Tesco is getting extremely good value for money. They are investing a mere £5million in return for which they will divert the energies of a sizeable group of leading UK researchers to justifying their own corporate ends. They are also using this to repair their tarnished media reputation, including by claiming magnanimity in sharing the research findings with others. So you should think yourself lucky that you will be able to use Tesco's figures to justify the globalised economy without having to pay them for the privilege.
But can capitalism ever make itself sustainable? As an economic system it relies on the extraction of the surplus value of workers and the planet to pay for all the various parasites who do no work but live from ownership and investments. As such it is a system that meets the needs of the majority in an inefficient way, because the needs of the greedy minority must be satieted. As Gandhi put this so eloquently, 'the earth has enough to satisfy every man's need but not to satisfy the greed of some'. The very nature of this unfair system of distribution puts pressure on the planet as well as on those who sell their labour.
In the globalised capitalist system most work is done in the countries of the Global South, translated from de jure into de facto colonies, their resources and their labour power still stolen by the rich West, but these days through the less unsightly mechanisms of trade treaties and financial organisations, and with armies reserved for extreme situations only.

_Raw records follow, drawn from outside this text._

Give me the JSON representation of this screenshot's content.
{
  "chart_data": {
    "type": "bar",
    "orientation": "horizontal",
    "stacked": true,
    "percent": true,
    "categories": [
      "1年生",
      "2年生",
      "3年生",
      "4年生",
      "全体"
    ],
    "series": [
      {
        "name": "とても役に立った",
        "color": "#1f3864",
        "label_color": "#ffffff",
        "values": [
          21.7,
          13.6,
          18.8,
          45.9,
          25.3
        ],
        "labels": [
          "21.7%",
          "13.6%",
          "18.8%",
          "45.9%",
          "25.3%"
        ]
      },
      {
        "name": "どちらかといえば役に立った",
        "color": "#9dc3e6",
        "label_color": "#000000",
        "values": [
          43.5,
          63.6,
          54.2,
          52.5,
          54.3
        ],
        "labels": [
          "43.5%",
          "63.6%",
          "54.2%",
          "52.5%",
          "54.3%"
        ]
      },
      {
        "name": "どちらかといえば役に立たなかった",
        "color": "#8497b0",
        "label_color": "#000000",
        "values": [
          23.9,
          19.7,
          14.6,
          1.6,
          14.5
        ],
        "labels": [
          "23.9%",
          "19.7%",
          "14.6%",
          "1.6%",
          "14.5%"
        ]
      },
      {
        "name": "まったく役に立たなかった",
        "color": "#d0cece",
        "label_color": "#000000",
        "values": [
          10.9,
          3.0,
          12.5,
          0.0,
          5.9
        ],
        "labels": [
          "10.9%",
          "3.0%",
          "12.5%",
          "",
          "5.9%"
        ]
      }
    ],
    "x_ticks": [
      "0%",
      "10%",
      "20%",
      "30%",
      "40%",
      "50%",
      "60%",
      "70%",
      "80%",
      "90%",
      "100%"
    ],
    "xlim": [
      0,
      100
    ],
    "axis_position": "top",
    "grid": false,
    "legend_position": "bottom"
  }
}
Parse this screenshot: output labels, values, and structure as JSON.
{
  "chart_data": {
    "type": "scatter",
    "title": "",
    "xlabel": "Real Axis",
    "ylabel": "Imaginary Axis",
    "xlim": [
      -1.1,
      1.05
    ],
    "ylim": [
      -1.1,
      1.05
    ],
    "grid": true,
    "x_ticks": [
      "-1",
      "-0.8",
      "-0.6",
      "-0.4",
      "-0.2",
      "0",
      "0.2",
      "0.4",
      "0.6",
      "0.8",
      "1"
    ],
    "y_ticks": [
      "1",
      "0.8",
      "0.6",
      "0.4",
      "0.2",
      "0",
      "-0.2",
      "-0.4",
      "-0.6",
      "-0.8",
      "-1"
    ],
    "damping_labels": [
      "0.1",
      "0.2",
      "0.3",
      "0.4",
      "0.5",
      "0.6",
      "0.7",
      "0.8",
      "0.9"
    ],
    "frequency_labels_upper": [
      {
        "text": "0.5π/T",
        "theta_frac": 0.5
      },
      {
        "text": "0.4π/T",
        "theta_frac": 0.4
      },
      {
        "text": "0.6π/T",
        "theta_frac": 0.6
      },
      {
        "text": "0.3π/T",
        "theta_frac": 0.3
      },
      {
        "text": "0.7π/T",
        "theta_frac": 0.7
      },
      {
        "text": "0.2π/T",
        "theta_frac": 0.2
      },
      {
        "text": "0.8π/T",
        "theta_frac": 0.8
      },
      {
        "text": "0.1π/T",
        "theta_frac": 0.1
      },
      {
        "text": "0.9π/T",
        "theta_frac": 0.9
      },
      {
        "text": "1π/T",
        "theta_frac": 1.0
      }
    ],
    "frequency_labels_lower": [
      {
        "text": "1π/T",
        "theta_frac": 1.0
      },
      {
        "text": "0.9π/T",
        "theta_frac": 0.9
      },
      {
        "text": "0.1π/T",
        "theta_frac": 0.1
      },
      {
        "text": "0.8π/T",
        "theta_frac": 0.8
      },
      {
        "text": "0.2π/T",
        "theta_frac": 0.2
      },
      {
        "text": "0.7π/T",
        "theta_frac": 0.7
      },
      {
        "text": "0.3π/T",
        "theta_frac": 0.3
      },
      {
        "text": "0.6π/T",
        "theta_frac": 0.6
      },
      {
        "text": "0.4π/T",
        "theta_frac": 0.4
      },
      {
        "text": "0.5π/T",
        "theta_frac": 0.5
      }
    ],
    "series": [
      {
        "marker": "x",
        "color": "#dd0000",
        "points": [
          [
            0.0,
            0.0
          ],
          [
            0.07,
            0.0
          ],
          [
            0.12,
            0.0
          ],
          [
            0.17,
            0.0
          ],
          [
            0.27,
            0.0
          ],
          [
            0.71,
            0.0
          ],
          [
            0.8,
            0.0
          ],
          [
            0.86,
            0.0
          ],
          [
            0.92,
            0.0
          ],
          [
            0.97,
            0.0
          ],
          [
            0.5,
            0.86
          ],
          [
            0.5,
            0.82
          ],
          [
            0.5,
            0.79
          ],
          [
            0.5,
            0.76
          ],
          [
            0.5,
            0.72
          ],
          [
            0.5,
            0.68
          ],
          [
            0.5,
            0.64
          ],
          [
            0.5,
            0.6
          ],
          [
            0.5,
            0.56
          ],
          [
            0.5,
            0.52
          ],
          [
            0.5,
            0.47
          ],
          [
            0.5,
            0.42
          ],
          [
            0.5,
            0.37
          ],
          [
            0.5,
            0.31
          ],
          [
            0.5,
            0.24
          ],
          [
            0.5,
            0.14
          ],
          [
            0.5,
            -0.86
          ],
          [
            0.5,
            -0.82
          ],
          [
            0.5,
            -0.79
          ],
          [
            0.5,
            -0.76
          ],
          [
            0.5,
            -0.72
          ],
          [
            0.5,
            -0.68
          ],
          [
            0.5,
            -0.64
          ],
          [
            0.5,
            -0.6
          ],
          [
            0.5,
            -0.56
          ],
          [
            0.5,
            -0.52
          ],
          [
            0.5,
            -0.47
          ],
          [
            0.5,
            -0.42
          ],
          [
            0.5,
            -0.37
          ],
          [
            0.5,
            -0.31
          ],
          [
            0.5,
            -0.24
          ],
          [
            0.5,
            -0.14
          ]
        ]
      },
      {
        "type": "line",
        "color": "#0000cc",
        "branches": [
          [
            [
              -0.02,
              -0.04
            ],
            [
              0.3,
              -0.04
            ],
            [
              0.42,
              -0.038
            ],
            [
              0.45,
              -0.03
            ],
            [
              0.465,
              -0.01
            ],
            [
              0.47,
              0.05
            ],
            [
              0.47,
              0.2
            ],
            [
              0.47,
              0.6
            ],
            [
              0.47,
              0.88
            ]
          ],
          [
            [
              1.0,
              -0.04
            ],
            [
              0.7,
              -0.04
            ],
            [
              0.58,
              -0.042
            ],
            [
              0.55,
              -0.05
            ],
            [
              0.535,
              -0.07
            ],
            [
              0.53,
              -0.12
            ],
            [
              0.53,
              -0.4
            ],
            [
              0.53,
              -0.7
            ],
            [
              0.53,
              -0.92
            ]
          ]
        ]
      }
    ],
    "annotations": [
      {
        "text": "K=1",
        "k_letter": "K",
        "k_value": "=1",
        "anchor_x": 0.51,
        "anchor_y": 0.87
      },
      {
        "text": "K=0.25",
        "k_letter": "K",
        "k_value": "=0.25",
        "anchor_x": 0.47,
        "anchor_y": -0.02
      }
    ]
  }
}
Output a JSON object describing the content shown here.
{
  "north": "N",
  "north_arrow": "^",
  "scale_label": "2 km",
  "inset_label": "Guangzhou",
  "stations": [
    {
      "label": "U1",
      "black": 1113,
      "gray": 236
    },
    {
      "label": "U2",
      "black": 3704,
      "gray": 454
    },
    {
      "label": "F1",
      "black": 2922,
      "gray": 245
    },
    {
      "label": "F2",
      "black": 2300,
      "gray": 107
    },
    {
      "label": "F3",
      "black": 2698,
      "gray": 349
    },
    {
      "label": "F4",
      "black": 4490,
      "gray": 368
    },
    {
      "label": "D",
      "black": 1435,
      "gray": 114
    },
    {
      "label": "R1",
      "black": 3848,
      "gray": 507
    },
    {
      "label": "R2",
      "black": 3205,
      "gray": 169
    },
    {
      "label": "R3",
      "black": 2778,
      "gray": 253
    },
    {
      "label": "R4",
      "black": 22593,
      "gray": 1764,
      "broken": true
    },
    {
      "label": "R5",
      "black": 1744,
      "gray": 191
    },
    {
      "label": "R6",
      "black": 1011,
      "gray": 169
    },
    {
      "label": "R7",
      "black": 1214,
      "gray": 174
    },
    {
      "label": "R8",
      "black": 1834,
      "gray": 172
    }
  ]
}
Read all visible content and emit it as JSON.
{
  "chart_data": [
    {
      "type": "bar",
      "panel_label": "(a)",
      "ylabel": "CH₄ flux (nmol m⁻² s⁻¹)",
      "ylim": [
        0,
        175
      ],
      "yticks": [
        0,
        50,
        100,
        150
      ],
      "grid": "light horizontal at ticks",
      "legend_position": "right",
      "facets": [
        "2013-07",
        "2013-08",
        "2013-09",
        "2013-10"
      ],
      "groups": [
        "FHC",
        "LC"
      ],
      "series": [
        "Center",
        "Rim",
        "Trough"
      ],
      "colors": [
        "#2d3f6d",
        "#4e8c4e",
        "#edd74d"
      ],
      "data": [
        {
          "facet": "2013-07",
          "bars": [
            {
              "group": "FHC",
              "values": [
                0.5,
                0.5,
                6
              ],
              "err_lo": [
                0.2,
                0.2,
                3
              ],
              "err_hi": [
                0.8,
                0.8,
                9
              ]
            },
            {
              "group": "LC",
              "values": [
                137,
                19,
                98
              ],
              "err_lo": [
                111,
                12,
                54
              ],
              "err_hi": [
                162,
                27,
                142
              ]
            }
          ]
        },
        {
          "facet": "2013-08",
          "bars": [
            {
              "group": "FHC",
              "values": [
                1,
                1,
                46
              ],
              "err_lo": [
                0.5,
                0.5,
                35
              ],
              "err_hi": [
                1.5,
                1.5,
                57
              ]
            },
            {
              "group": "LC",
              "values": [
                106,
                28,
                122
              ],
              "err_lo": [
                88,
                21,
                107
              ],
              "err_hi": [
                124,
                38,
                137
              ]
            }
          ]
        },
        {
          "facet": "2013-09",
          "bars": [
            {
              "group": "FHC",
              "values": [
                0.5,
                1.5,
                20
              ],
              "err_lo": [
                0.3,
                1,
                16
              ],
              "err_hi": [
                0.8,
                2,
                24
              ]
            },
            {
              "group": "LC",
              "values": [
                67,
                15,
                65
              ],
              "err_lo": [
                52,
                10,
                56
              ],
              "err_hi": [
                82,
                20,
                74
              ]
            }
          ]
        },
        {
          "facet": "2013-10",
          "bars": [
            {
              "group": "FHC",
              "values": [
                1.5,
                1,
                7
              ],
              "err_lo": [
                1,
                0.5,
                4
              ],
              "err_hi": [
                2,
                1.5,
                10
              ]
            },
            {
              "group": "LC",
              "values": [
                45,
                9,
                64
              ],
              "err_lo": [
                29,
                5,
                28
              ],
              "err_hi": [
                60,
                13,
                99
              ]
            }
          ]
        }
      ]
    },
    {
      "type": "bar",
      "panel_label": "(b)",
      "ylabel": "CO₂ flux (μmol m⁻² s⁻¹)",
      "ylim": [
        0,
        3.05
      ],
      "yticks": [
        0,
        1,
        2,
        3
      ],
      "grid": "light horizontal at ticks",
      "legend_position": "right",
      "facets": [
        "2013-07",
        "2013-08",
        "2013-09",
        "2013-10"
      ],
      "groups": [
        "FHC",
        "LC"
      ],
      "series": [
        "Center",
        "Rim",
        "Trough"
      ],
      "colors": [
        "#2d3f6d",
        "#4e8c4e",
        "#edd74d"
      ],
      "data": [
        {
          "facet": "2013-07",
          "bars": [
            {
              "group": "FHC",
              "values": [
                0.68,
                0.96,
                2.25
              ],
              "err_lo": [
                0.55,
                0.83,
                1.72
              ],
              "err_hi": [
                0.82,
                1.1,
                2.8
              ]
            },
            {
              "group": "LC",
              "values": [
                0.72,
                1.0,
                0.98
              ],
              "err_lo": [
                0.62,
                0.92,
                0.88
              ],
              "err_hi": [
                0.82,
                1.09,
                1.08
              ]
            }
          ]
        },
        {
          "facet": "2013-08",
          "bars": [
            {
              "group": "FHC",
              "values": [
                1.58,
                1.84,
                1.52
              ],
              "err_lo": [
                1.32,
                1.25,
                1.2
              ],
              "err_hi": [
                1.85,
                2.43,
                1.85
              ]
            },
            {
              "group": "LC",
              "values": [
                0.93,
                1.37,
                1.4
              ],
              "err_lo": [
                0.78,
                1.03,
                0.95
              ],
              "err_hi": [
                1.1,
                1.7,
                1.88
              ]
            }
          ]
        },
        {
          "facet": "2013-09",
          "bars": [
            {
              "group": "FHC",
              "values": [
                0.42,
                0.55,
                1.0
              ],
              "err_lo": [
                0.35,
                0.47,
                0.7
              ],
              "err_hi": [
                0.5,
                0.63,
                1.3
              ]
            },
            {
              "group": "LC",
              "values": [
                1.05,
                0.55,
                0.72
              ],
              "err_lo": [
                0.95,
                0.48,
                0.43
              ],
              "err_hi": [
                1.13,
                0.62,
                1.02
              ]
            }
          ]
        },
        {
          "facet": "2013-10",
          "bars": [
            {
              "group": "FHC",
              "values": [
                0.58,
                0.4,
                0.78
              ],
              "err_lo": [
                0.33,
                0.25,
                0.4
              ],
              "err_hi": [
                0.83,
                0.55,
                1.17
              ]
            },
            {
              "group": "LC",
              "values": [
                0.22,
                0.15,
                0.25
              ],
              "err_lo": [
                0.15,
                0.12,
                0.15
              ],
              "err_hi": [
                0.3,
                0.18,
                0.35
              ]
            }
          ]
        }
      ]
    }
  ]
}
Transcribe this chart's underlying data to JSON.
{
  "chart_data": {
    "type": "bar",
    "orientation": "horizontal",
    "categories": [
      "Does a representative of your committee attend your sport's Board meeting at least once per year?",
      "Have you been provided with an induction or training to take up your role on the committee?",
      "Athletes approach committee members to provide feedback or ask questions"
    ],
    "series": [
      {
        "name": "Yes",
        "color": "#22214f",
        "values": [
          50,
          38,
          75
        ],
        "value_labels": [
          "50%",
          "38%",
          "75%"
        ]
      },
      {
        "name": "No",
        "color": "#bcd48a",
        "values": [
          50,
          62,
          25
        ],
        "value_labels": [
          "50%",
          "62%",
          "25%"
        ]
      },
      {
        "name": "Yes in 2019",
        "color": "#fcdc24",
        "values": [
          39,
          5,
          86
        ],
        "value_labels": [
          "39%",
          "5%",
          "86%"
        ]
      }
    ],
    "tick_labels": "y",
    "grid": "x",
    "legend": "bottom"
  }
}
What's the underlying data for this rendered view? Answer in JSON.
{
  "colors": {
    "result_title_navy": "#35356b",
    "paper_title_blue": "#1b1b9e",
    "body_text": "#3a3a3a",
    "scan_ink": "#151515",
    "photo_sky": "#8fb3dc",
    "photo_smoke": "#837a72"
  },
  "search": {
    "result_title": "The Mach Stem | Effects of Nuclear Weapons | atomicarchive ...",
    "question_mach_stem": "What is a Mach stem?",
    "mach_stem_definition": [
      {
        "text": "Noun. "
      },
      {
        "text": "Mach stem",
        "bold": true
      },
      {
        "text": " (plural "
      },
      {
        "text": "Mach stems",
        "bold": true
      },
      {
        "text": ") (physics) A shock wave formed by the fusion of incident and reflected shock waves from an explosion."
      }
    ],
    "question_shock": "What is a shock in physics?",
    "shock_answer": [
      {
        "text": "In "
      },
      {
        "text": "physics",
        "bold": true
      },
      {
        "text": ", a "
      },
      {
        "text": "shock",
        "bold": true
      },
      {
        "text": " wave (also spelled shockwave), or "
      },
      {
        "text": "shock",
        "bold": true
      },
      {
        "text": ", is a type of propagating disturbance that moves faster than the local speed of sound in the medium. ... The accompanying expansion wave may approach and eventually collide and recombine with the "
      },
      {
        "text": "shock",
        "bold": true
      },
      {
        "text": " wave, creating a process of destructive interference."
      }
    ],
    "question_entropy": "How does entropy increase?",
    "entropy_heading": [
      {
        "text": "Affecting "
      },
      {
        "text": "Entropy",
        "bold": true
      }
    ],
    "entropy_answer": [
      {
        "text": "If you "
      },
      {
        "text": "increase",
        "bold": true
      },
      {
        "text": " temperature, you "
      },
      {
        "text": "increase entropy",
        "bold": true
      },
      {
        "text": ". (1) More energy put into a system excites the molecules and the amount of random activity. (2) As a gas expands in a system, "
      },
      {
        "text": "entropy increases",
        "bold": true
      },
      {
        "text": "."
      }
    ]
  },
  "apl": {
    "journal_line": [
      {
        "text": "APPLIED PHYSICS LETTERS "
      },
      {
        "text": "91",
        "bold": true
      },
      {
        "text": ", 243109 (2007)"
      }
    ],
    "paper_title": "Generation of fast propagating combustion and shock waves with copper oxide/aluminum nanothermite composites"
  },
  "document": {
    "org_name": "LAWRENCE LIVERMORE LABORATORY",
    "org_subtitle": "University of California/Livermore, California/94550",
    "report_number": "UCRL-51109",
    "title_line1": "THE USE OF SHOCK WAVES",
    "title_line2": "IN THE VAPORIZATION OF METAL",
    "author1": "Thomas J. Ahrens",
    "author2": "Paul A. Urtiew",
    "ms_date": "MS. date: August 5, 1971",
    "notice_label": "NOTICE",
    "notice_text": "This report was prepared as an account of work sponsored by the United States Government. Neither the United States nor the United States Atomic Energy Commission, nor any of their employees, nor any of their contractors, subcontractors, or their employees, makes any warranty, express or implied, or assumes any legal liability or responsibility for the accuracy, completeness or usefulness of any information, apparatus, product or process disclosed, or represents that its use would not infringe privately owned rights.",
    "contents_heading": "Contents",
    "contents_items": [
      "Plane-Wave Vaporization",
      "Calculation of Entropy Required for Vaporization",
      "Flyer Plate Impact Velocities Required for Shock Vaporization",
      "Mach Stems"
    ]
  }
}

Globalisation represents the ultimate victory of the notion of 'economies of scale' that economists love so much. Now the scale is that of the planet as a whole, with corporate barons organising who shall produce what where and fixing the prices. Failing to respect Nature's scale has led to the huge imbalances of wealth and well-being we see around us, as well as creating climate change through the unncessary production of transport-related carbon dioxide emissions.
Finally, the way capitalism creates money, through debt-based bank money, requires the constant expansion of the economy without regard to natural limits. I have blogged about this elsewhere: it is really the most fundamental explanation of the link between capitalism as an economic system and planetary destruction.
I have been in this game for a while now so I have become fairly experienced at spotting a corporate scam. Hence I was intrigued by the arguments about the distribution system of globalisation being more sustainable, not to mention more supportive of our brothers and sisters in the South. I was also depressed to notice how many good people I interact with were swallowing this line.
Sadly my own resources for investigating the assumptions on which the justification for buying New Zealand apples in the UK in September are limited. And I don't suppose Terry Leahy will be offering me money to explore my proposed alternative of bioregional distribution systems any time soon.